Porque él no lo conocía; en aquel entonces aún estaba en la Cumbre Nevada.
—Vaya, eso es impresionante. Bien hecho, Liangliang —dijo Xiang Zhuo, palmoteando su muslo al recordar cómo había terminado Shen Xiao.
—Entonces, ¿le crecerán pechos poco a poco y su figura y comportamiento se volverán como los de una mujer? —preguntó Xie Yan.
Shen Xiao, siendo hombre, había terminado así; Chen Zhiqi, que era un Shuang’er, probablemente se volvería aún más femenino. Aunque los Shuang’er podían casarse y tener hijos como las mujeres, en esencia seguían siendo hombres. Si Chen Zhiqi terminaba de esa manera, seguramente se volvería loco.
—Y no solo eso. ¿No dije que mejoré el veneno varias veces? No solo se verá como una mujer: su corazón y sus deseos también anhelarán a los hombres de forma extrema. Solo Qin Yunshen probablemente no podrá satisfacerlo. Le gustan tanto los adúlteros, así que cumpliré su deseo y lo convertiré en uno.

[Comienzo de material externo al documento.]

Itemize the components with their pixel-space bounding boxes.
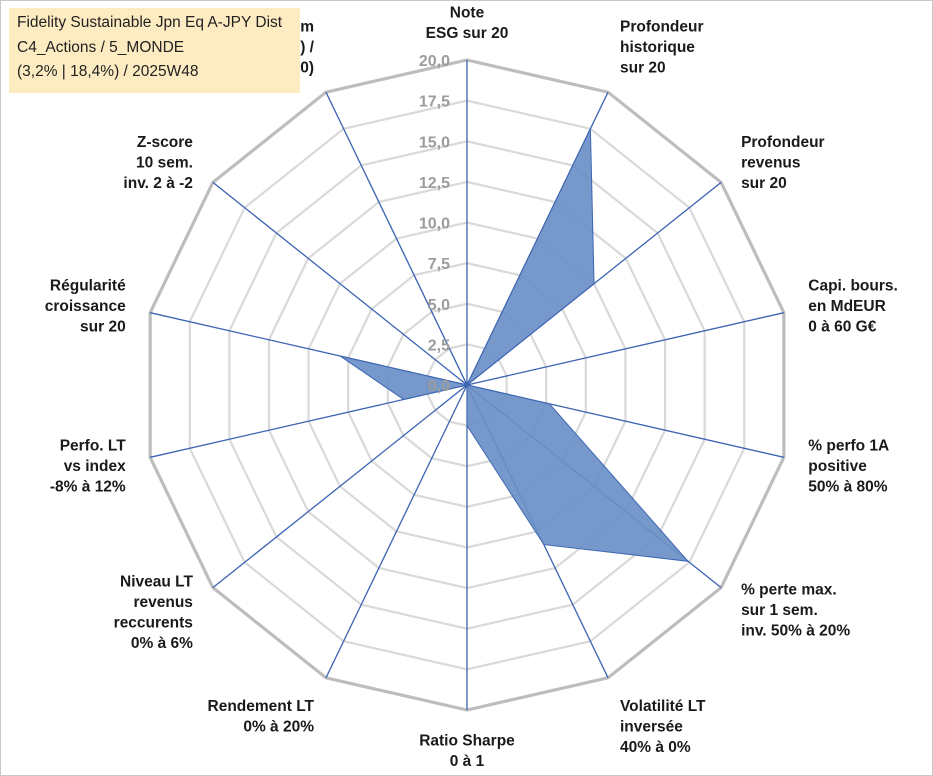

Y eso no era todo. Cuanto más se involucrara con hombres, más los desearía. Se volvería adicto y completamente dependiente. Bastaría que alguien le coqueteara un poco para que se sometiera de buen grado. Esa versión mejorada le había costado mucho esfuerzo.
—…
Eso era realmente aterrador.
Aunque nadie sentía simpatía por Chen Zhiqi, todos no pudieron evitar estremecerse y alegrarse de ser amigos de Shen Liang y no sus enemigos. Entre ellos, Lin Yiqing fue quien más alivio sintió. Aunque nadie le había explicado quién era Shen Xiao, por la conversación podía entender más o menos lo que había ocurrido. Se alegraba de no haber estado realmente enamorado de su tercer hermano. Si de verdad hubiera sido su rival en el amor…
Lin Yiqing no pudo evitar estremecerse. Le dio escalofríos solo pensarlo, así que decidió no hacerlo más.